Jeff Bezos is reportedly worth close to $112 billion, and is believed to be the richest man in the world, according to USA Today. As the CEO of Amazon, Bezos is doing quite well for himself. But it’s allegedly been achieved at the expense of everyday workers that keep his business functioning. In particular, the Amazon “pickers,” who are charged with finding purchased merchandise from shelves, are treated horribly, according to Business Insider. The publication dove into the issue and interviewed several Amazon workers, the result of which paints a dark picture of what’s really going on behind the scenes.
One of the complaints that workers had was about bathroom breaks. One employee recounted how they discovered a horrible smell coming from trash cans, and they believed that it was urine. They explained that some people fear losing time from their job duties, so in order to meet their quota, they urinate in trash cans or bottles. Others describe how they avoid drinking water on the job, so they won’t need to go to the bathroom as often.
Also, workers are not allowed to do anything a regular employee often does at the workplace, like talk to coworkers or grab a drink. Anything that cuts into the employee’s work time is quickly punished with a penalty point, which can eventually lead to the person getting fired.
And when it comes to lunchtime, there’s no respite then either. If employees want to leave the warehouse area, they’re forced to stand in line at the metal detector, which employees reported only leaves about 10 minutes out of their 30 minute break for themselves.

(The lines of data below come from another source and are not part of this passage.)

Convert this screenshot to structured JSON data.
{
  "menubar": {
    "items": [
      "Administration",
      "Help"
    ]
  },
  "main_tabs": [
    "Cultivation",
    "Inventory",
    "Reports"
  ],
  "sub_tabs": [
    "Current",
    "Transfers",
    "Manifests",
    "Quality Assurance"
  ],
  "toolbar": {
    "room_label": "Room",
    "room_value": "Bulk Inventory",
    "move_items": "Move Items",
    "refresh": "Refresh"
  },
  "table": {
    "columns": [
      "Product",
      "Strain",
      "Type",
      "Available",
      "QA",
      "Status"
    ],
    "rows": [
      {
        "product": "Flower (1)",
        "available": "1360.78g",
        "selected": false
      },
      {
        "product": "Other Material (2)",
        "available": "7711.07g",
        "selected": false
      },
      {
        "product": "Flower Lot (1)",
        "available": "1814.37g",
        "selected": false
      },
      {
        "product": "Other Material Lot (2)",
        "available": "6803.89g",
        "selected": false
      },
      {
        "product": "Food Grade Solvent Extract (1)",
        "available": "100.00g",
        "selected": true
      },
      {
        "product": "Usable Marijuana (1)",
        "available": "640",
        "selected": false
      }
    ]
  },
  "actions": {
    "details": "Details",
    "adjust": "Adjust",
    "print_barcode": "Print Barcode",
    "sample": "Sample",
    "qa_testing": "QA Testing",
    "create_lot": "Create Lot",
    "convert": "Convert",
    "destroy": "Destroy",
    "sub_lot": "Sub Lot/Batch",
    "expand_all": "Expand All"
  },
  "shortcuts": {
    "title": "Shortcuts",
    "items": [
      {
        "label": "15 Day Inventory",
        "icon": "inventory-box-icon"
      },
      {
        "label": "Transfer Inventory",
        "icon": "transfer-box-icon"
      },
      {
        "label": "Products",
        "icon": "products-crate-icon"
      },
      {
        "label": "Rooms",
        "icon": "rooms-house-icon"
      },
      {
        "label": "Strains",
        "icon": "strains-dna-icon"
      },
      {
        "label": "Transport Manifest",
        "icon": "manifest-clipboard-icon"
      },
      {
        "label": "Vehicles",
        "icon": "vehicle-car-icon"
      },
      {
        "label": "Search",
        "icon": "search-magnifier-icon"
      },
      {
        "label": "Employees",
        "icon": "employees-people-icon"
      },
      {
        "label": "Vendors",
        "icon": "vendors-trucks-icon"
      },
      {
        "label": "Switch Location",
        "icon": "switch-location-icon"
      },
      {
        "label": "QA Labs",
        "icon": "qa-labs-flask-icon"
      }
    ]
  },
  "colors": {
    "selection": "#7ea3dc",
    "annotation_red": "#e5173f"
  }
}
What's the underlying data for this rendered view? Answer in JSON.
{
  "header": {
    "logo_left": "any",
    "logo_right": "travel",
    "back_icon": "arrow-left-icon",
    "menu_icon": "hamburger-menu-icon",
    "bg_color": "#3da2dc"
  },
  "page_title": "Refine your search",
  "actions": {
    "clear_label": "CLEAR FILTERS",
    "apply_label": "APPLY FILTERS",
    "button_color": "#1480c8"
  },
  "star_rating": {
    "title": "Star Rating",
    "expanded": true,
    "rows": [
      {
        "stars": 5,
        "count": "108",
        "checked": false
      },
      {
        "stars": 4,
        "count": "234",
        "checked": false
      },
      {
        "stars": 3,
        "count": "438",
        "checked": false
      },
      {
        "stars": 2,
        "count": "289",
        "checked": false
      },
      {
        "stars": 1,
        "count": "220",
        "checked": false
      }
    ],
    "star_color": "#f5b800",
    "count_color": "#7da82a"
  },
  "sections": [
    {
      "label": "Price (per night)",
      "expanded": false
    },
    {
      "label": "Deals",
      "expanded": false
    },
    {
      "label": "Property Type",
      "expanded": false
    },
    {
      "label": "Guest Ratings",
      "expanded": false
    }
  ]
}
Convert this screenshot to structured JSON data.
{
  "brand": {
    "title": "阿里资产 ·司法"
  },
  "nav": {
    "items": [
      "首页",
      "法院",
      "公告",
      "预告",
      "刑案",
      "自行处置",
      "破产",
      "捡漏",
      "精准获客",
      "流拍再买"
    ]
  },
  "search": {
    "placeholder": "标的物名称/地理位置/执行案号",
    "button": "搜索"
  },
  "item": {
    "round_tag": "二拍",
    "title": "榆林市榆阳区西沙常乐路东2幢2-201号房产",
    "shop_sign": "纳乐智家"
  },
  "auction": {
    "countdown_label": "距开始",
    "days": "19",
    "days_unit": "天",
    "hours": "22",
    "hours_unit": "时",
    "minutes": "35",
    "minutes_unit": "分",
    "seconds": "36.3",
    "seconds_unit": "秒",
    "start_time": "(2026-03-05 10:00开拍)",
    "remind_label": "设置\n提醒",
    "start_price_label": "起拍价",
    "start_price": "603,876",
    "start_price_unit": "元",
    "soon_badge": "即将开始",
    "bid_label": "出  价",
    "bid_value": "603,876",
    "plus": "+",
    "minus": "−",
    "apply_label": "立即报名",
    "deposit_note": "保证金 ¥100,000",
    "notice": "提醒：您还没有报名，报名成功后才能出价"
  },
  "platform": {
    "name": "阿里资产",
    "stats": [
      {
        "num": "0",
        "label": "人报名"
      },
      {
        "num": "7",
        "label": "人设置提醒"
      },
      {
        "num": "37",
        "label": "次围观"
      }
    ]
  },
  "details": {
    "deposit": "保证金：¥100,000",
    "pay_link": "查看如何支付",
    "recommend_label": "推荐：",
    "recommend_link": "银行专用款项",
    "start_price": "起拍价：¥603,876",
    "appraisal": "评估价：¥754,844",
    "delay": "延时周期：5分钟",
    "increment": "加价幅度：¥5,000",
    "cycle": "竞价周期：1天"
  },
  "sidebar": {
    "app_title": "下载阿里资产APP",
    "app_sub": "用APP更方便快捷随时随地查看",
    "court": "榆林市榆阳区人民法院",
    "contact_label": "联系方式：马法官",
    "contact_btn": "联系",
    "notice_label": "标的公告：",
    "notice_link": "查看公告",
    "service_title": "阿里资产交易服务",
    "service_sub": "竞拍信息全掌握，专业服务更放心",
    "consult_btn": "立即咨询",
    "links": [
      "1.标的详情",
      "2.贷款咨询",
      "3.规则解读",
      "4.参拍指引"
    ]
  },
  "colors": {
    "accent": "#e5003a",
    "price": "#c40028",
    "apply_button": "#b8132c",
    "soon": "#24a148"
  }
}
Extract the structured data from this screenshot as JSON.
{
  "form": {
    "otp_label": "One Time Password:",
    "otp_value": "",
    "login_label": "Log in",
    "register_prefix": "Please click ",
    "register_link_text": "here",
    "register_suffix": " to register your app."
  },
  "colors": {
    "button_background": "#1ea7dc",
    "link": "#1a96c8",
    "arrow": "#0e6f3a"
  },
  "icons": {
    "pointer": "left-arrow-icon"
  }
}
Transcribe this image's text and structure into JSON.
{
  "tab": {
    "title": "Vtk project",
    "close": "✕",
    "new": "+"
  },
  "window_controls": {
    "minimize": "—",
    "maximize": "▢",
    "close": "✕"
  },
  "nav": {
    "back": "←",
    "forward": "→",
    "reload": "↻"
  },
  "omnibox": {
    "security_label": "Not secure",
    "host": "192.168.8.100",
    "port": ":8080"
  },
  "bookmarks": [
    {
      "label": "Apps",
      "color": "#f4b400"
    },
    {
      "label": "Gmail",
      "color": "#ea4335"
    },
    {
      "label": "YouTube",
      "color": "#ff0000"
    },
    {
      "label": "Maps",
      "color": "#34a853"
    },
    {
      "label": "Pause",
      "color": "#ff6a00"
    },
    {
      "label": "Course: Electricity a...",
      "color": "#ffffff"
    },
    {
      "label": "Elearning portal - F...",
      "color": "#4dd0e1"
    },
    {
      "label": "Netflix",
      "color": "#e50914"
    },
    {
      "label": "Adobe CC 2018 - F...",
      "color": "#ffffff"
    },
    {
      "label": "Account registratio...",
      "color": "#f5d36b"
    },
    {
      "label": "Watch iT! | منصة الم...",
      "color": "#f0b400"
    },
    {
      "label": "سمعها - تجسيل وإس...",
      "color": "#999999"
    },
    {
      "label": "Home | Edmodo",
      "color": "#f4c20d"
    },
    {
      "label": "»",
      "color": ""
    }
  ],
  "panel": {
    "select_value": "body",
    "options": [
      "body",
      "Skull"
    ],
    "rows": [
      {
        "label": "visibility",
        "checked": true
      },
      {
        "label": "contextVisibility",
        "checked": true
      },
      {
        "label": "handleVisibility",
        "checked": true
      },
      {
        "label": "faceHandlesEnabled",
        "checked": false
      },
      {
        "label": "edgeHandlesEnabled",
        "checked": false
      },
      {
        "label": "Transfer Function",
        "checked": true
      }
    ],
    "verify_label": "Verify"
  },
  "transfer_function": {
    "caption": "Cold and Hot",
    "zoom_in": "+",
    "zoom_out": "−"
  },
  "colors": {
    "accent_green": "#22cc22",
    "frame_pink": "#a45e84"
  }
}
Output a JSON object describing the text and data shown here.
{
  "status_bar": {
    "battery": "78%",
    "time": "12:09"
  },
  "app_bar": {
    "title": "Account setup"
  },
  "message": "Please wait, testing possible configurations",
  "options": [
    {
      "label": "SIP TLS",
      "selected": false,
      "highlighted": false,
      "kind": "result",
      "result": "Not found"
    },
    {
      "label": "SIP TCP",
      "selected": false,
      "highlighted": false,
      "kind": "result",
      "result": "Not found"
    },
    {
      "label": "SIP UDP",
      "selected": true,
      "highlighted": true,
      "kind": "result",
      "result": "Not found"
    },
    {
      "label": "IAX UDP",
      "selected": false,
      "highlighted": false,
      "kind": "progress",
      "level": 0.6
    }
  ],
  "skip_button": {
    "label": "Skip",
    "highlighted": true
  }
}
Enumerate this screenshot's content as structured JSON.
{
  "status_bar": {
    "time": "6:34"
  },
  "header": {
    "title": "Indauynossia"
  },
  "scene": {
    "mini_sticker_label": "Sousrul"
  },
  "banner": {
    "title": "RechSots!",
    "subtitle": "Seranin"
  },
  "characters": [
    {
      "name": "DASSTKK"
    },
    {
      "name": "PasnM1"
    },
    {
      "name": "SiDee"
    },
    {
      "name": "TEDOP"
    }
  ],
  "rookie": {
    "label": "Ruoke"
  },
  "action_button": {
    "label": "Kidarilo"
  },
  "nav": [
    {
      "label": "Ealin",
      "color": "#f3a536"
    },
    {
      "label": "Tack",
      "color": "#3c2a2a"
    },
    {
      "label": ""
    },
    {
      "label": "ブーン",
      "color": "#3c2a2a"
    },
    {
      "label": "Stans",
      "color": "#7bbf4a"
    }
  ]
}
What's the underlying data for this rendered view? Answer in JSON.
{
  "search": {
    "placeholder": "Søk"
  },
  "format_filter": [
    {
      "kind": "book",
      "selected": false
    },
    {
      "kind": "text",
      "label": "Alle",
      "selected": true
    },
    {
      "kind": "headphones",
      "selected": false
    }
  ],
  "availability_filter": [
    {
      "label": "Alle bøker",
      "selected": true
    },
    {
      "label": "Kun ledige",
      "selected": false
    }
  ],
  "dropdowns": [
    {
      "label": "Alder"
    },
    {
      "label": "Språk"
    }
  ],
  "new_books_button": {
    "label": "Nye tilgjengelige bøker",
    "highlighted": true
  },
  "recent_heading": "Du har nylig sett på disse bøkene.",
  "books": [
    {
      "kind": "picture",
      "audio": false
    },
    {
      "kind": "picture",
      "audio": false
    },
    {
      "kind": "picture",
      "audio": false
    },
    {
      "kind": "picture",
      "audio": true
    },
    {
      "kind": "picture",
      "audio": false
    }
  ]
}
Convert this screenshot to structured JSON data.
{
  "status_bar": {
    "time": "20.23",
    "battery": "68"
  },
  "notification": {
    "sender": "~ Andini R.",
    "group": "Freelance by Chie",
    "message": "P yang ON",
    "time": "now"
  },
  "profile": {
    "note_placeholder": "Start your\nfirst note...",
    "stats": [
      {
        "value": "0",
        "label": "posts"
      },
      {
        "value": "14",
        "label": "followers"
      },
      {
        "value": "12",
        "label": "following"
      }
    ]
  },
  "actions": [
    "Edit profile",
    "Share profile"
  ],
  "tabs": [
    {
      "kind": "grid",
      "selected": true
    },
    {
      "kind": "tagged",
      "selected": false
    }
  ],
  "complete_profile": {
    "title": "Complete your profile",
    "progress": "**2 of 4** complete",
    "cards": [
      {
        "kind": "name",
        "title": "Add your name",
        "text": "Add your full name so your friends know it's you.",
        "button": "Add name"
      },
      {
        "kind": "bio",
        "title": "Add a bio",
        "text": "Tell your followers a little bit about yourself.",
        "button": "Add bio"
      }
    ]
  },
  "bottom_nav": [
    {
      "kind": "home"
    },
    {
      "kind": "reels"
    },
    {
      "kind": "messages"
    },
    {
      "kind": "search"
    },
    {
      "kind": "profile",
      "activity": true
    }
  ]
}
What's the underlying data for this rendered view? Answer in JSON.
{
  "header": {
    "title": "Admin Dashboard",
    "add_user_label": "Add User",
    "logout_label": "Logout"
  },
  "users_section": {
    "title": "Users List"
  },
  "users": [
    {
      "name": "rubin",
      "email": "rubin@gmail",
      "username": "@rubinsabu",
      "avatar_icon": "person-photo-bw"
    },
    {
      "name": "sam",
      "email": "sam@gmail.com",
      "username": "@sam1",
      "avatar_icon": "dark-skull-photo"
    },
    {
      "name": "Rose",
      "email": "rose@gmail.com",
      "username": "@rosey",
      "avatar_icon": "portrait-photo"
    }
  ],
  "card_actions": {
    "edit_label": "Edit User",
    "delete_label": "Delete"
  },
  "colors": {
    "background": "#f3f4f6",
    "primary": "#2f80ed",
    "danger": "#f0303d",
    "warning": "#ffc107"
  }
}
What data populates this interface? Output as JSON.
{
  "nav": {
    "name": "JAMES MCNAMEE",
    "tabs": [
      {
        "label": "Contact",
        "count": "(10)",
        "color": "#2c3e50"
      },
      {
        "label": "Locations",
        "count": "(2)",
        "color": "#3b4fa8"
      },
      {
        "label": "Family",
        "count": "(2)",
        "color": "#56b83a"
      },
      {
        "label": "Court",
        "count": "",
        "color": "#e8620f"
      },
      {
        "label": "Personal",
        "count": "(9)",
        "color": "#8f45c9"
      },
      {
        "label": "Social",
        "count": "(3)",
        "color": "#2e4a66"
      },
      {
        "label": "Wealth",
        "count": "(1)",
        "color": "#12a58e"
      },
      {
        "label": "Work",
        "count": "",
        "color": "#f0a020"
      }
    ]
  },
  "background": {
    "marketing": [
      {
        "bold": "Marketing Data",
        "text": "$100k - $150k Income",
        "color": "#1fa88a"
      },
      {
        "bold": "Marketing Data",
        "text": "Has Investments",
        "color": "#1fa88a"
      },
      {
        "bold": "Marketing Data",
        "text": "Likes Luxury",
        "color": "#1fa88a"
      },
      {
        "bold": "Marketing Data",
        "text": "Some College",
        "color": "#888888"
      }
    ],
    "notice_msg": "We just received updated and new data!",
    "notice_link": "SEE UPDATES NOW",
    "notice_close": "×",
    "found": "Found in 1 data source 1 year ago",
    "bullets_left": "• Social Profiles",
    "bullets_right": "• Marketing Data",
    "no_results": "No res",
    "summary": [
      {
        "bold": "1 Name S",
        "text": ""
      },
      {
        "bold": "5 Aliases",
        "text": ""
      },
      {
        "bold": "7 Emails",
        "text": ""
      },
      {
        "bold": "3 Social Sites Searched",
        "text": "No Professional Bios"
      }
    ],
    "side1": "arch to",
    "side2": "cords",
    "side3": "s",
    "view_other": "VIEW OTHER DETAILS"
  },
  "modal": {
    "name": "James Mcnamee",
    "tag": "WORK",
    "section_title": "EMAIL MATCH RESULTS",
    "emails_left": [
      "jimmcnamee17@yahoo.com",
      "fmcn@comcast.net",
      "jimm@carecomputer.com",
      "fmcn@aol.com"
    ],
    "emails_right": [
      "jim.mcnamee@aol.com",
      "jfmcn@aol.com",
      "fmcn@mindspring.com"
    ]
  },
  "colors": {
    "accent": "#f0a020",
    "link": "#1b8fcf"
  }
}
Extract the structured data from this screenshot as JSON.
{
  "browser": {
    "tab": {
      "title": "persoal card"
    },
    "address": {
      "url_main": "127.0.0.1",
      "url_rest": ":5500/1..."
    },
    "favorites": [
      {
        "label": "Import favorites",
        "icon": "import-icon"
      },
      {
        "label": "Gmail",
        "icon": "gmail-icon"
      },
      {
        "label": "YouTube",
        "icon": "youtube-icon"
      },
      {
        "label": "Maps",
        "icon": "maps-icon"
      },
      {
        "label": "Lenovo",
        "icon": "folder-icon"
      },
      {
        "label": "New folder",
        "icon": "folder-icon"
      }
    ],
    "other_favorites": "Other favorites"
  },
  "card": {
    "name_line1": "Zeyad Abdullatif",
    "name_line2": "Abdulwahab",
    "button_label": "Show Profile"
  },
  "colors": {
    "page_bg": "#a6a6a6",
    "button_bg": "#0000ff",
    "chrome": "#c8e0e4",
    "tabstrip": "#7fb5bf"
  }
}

Each picker is also closely monitored. Their scanner tracks how quickly or slowly they are working, and if they fall behind, they are quickly warned by supervisors to speed up. Bathroom breaks and any “time-off-tasks,” a phrase which refers to any time an employee is not actively working, are also tracked and counted against the employee.
All of these rules and surveillance led to workers feeling like “robots” and “slaves.” Meanwhile, Amazon spokespeople have denied all of the claims, saying that employees have ample time to use restrooms and that metal detector lines are only “30 to 60 seconds on average.”